Unconventional minimal subtraction and Callan-Symanzik methods for Lorentz-violating scalar field theories at all loop orders

TL;DR

This paper computes quantum corrections to critical exponents in Lorentz-violating scalar field theories using unconventional minimal subtraction and Callan-Symanzik methods, testing universality and extending results to all loop orders.

Contribution

It introduces and compares unconventional minimal subtraction and Callan-Symanzik methods for Lorentz-violating theories, including their consistency and all-loop level critical exponents.

Findings

Confirmed universality of critical exponents across methods

Validated the unconventional minimal subtraction scheme

Extended critical exponent calculations to all loop orders

Abstract

We present an explicit analytical computation of the quantum corrections, at next-to-leading order, to the critical exponents.

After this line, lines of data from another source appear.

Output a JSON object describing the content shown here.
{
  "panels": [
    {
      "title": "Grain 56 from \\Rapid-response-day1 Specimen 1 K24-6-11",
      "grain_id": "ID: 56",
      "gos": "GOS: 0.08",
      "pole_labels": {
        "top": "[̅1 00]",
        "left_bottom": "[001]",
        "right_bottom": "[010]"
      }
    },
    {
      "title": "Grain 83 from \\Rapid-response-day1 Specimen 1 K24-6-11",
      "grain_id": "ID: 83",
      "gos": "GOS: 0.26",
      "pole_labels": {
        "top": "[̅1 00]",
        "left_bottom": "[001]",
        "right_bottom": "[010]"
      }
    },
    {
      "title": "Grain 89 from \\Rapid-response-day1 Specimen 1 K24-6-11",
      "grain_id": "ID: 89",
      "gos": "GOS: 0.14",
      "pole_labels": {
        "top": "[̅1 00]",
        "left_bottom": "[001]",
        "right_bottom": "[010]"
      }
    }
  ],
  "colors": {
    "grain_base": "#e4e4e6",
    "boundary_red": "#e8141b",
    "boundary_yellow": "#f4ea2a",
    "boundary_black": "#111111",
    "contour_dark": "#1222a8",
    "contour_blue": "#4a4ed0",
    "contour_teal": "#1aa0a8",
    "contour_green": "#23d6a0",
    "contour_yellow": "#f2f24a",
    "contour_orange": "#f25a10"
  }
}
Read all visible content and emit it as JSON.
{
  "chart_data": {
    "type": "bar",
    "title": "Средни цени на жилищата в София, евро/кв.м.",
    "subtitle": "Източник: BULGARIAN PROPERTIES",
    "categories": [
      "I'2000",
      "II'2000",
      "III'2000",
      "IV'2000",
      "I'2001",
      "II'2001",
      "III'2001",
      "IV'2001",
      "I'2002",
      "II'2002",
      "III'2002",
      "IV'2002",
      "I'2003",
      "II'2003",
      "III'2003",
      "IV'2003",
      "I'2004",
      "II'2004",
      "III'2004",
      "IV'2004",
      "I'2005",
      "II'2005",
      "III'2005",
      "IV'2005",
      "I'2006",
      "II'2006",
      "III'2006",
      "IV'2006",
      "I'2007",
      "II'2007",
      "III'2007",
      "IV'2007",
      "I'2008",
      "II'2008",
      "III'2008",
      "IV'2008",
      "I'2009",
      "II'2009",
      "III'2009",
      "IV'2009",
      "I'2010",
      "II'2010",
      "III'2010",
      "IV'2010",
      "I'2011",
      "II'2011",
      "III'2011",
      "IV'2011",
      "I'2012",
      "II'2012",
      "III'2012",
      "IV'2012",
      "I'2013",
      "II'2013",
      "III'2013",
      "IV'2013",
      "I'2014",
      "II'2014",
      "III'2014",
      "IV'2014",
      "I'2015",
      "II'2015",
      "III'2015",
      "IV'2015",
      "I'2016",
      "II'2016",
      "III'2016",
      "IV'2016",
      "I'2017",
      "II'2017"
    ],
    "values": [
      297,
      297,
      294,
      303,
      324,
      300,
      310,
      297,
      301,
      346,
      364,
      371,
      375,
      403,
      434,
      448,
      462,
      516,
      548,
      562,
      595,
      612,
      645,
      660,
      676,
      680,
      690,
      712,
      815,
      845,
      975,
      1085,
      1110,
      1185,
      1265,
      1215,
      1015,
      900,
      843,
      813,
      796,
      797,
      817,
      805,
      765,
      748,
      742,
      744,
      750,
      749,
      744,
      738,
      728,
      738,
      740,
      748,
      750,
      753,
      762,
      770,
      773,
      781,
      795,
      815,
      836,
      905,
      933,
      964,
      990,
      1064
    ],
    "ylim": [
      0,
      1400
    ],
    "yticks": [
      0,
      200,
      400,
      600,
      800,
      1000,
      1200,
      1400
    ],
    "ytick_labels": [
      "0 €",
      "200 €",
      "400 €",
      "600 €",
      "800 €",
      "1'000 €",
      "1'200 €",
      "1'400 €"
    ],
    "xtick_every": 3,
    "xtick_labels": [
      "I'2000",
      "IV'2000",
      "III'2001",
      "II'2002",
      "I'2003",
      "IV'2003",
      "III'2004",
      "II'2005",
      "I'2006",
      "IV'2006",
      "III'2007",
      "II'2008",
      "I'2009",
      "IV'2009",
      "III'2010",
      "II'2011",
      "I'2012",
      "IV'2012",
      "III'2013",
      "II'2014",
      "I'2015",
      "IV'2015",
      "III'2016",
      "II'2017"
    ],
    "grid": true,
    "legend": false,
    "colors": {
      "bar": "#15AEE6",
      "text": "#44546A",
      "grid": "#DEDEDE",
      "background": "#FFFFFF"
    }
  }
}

We employ for that the Unconventional minimal subtraction, recently proposed, and the Callan-Symanzik methods to probe the universality hypothesis by comparing the outcomes for the critical exponents evaluated in both methods and the ones calculated previously in massless theories renormalized at different renormalization schemes. Furthermore, the consistency of the former method is investigated for the first time in literature, to our knowledge. At the end, we compute the critical exponents at any loop level by an induction process and furnish the physical interpretation of the results.